The butterflies in your stomach before a knock on the door, the insistence that you pay for whatever movie the both of you go to see and checking your phone every five seconds to see if you got a text, all fall into the beginning stages of a blossoming relationship best known as “the honeymoon phase.”
I personally view the honeymoon phase as an hourglass of doom, allowing sand to determine the anxiety of time that follows after the honeymoon phase is over. Then what? Because my time in this phase, according to societal standards, is hypothetically up, I am all of a sudden supposed to be robbed of the butterflies that Alicia Keys talks about in her famous song “You Don’t Know My Name.”

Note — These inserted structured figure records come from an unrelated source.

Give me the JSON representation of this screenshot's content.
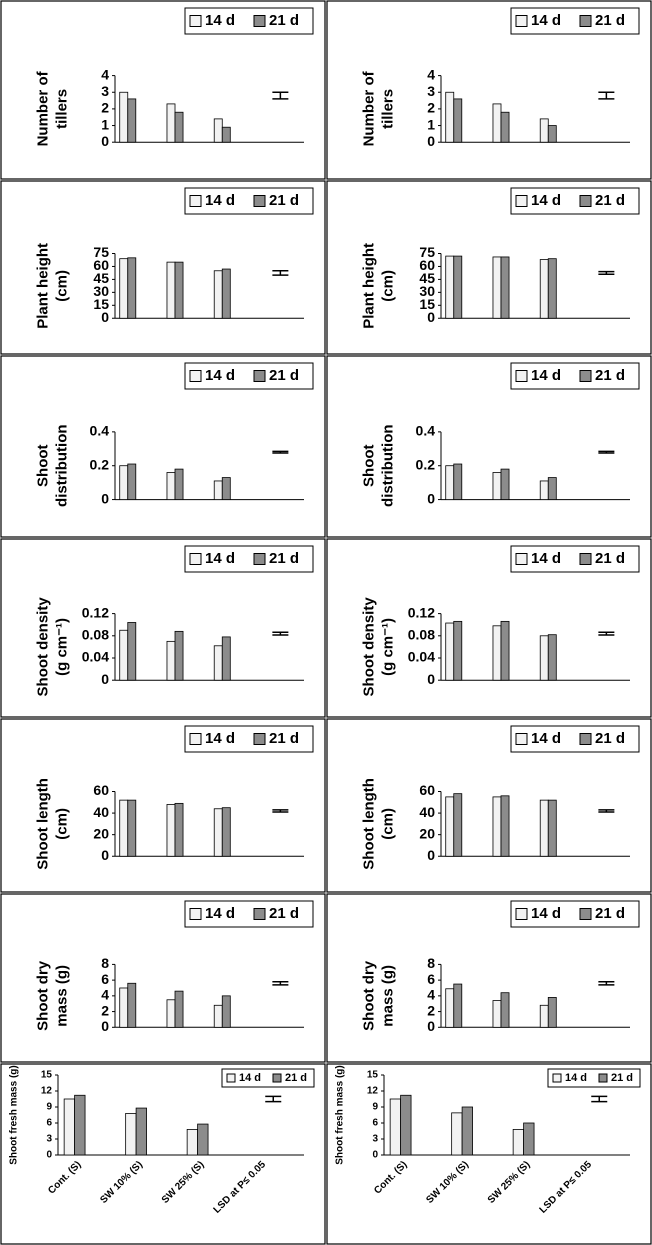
{
  "chart_data": [
    {
      "type": "bar",
      "ylabel": [
        "Number of",
        "tillers"
      ],
      "categories": [
        null,
        null,
        null,
        null
      ],
      "series": [
        {
          "name": "14 d",
          "color": "#f2f2f2",
          "values": [
            3.0,
            2.3,
            1.4,
            null
          ]
        },
        {
          "name": "21 d",
          "color": "#8c8c8c",
          "values": [
            2.6,
            1.8,
            0.9,
            null
          ]
        }
      ],
      "lsd": 0.4,
      "ylim": [
        0,
        4
      ],
      "yticks": [
        0,
        1,
        2,
        3,
        4
      ]
    },
    {
      "type": "bar",
      "ylabel": [
        "Number of",
        "tillers"
      ],
      "categories": [
        null,
        null,
        null,
        null
      ],
      "series": [
        {
          "name": "14 d",
          "color": "#f2f2f2",
          "values": [
            3.0,
            2.3,
            1.4,
            null
          ]
        },
        {
          "name": "21 d",
          "color": "#8c8c8c",
          "values": [
            2.6,
            1.8,
            1.0,
            null
          ]
        }
      ],
      "lsd": 0.4,
      "ylim": [
        0,
        4
      ],
      "yticks": [
        0,
        1,
        2,
        3,
        4
      ]
    },
    {
      "type": "bar",
      "ylabel": [
        "Plant height",
        "(cm)"
      ],
      "categories": [
        null,
        null,
        null,
        null
      ],
      "series": [
        {
          "name": "14 d",
          "color": "#f2f2f2",
          "values": [
            69,
            65,
            55,
            null
          ]
        },
        {
          "name": "21 d",
          "color": "#8c8c8c",
          "values": [
            70,
            65,
            57,
            null
          ]
        }
      ],
      "lsd": 5,
      "ylim": [
        0,
        75
      ],
      "yticks": [
        0,
        15,
        30,
        45,
        60,
        75
      ]
    },
    {
      "type": "bar",
      "ylabel": [
        "Plant height",
        "(cm)"
      ],
      "categories": [
        null,
        null,
        null,
        null
      ],
      "series": [
        {
          "name": "14 d",
          "color": "#f2f2f2",
          "values": [
            72,
            71,
            68,
            null
          ]
        },
        {
          "name": "21 d",
          "color": "#8c8c8c",
          "values": [
            72,
            71,
            69,
            null
          ]
        }
      ],
      "lsd": 3,
      "ylim": [
        0,
        75
      ],
      "yticks": [
        0,
        15,
        30,
        45,
        60,
        75
      ]
    },
    {
      "type": "bar",
      "ylabel": [
        "Shoot",
        "distribution"
      ],
      "categories": [
        null,
        null,
        null,
        null
      ],
      "series": [
        {
          "name": "14 d",
          "color": "#f2f2f2",
          "values": [
            0.2,
            0.16,
            0.11,
            null
          ]
        },
        {
          "name": "21 d",
          "color": "#8c8c8c",
          "values": [
            0.21,
            0.18,
            0.13,
            null
          ]
        }
      ],
      "lsd": 0.01,
      "ylim": [
        0,
        0.4
      ],
      "yticks": [
        0,
        0.2,
        0.4
      ]
    },
    {
      "type": "bar",
      "ylabel": [
        "Shoot",
        "distribution"
      ],
      "categories": [
        null,
        null,
        null,
        null
      ],
      "series": [
        {
          "name": "14 d",
          "color": "#f2f2f2",
          "values": [
            0.2,
            0.16,
            0.11,
            null
          ]
        },
        {
          "name": "21 d",
          "color": "#8c8c8c",
          "values": [
            0.21,
            0.18,
            0.13,
            null
          ]
        }
      ],
      "lsd": 0.01,
      "ylim": [
        0,
        0.4
      ],
      "yticks": [
        0,
        0.2,
        0.4
      ]
    },
    {
      "type": "bar",
      "ylabel": [
        "Shoot density",
        "(g cm⁻¹)"
      ],
      "categories": [
        null,
        null,
        null,
        null
      ],
      "series": [
        {
          "name": "14 d",
          "color": "#f2f2f2",
          "values": [
            0.09,
            0.07,
            0.062,
            null
          ]
        },
        {
          "name": "21 d",
          "color": "#8c8c8c",
          "values": [
            0.104,
            0.088,
            0.078,
            null
          ]
        }
      ],
      "lsd": 0.005,
      "ylim": [
        0,
        0.12
      ],
      "yticks": [
        0,
        0.04,
        0.08,
        0.12
      ]
    },
    {
      "type": "bar",
      "ylabel": [
        "Shoot density",
        "(g cm⁻¹)"
      ],
      "categories": [
        null,
        null,
        null,
        null
      ],
      "series": [
        {
          "name": "14 d",
          "color": "#f2f2f2",
          "values": [
            0.103,
            0.098,
            0.08,
            null
          ]
        },
        {
          "name": "21 d",
          "color": "#8c8c8c",
          "values": [
            0.106,
            0.106,
            0.082,
            null
          ]
        }
      ],
      "lsd": 0.005,
      "ylim": [
        0,
        0.12
      ],
      "yticks": [
        0,
        0.04,
        0.08,
        0.12
      ]
    },
    {
      "type": "bar",
      "ylabel": [
        "Shoot length",
        "(cm)"
      ],
      "categories": [
        null,
        null,
        null,
        null
      ],
      "series": [
        {
          "name": "14 d",
          "color": "#f2f2f2",
          "values": [
            52,
            48,
            44,
            null
          ]
        },
        {
          "name": "21 d",
          "color": "#8c8c8c",
          "values": [
            52,
            49,
            45,
            null
          ]
        }
      ],
      "lsd": 2,
      "ylim": [
        0,
        60
      ],
      "yticks": [
        0,
        20,
        40,
        60
      ]
    },
    {
      "type": "bar",
      "ylabel": [
        "Shoot length",
        "(cm)"
      ],
      "categories": [
        null,
        null,
        null,
        null
      ],
      "series": [
        {
          "name": "14 d",
          "color": "#f2f2f2",
          "values": [
            55,
            55,
            52,
            null
          ]
        },
        {
          "name": "21 d",
          "color": "#8c8c8c",
          "values": [
            58,
            56,
            52,
            null
          ]
        }
      ],
      "lsd": 2,
      "ylim": [
        0,
        60
      ],
      "yticks": [
        0,
        20,
        40,
        60
      ]
    },
    {
      "type": "bar",
      "ylabel": [
        "Shoot dry",
        "mass (g)"
      ],
      "categories": [
        null,
        null,
        null,
        null
      ],
      "series": [
        {
          "name": "14 d",
          "color": "#f2f2f2",
          "values": [
            5.0,
            3.5,
            2.8,
            null
          ]
        },
        {
          "name": "21 d",
          "color": "#8c8c8c",
          "values": [
            5.6,
            4.6,
            4.0,
            null
          ]
        }
      ],
      "lsd": 0.4,
      "ylim": [
        0,
        8
      ],
      "yticks": [
        0,
        2,
        4,
        6,
        8
      ]
    },
    {
      "type": "bar",
      "ylabel": [
        "Shoot dry",
        "mass (g)"
      ],
      "categories": [
        null,
        null,
        null,
        null
      ],
      "series": [
        {
          "name": "14 d",
          "color": "#f2f2f2",
          "values": [
            4.9,
            3.4,
            2.8,
            null
          ]
        },
        {
          "name": "21 d",
          "color": "#8c8c8c",
          "values": [
            5.5,
            4.4,
            3.8,
            null
          ]
        }
      ],
      "lsd": 0.4,
      "ylim": [
        0,
        8
      ],
      "yticks": [
        0,
        2,
        4,
        6,
        8
      ]
    },
    {
      "type": "bar",
      "ylabel": [
        "Shoot fresh mass (g)"
      ],
      "categories": [
        "Cont. (S)",
        "SW 10% (S)",
        "SW 25% (S)",
        "LSD at P≤ 0.05"
      ],
      "series": [
        {
          "name": "14 d",
          "color": "#f2f2f2",
          "values": [
            10.5,
            7.8,
            4.8,
            null
          ]
        },
        {
          "name": "21 d",
          "color": "#8c8c8c",
          "values": [
            11.2,
            8.8,
            5.8,
            null
          ]
        }
      ],
      "lsd": 1,
      "ylim": [
        0,
        15
      ],
      "yticks": [
        0,
        3,
        6,
        9,
        12,
        15
      ]
    },
    {
      "type": "bar",
      "ylabel": [
        "Shoot fresh mass (g)"
      ],
      "categories": [
        "Cont. (S)",
        "SW 10% (S)",
        "SW 25% (S)",
        "LSD at P≤ 0.05"
      ],
      "series": [
        {
          "name": "14 d",
          "color": "#f2f2f2",
          "values": [
            10.5,
            7.9,
            4.8,
            null
          ]
        },
        {
          "name": "21 d",
          "color": "#8c8c8c",
          "values": [
            11.2,
            9.0,
            6.0,
            null
          ]
        }
      ],
      "lsd": 1,
      "ylim": [
        0,
        15
      ],
      "yticks": [
        0,
        3,
        6,
        9,
        12,
        15
      ]
    }
  ]
}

I’m talking about after she made the first move, their first kiss at the park that happened on a Thursday and “set her soul on fire.” Where do the embers of that fire go and who said they have to leave? According to people in my social circle, the average honeymoon phase (college specific) lasts anywhere from 2-3 months, and with that comes becoming so comfortable around a person that the “spark” can fade.
I’ve never seen the problem here, but now I see it clearly: time. One person’s experience shouldn’t define another’s and someone’s six months could be another person’s lifetime. I’m a strong believer in butterflies forever when stumbling across the right person. I guess that makes me a hopeless romantic.
Basically, to hell with a honeymoon phase. Do you.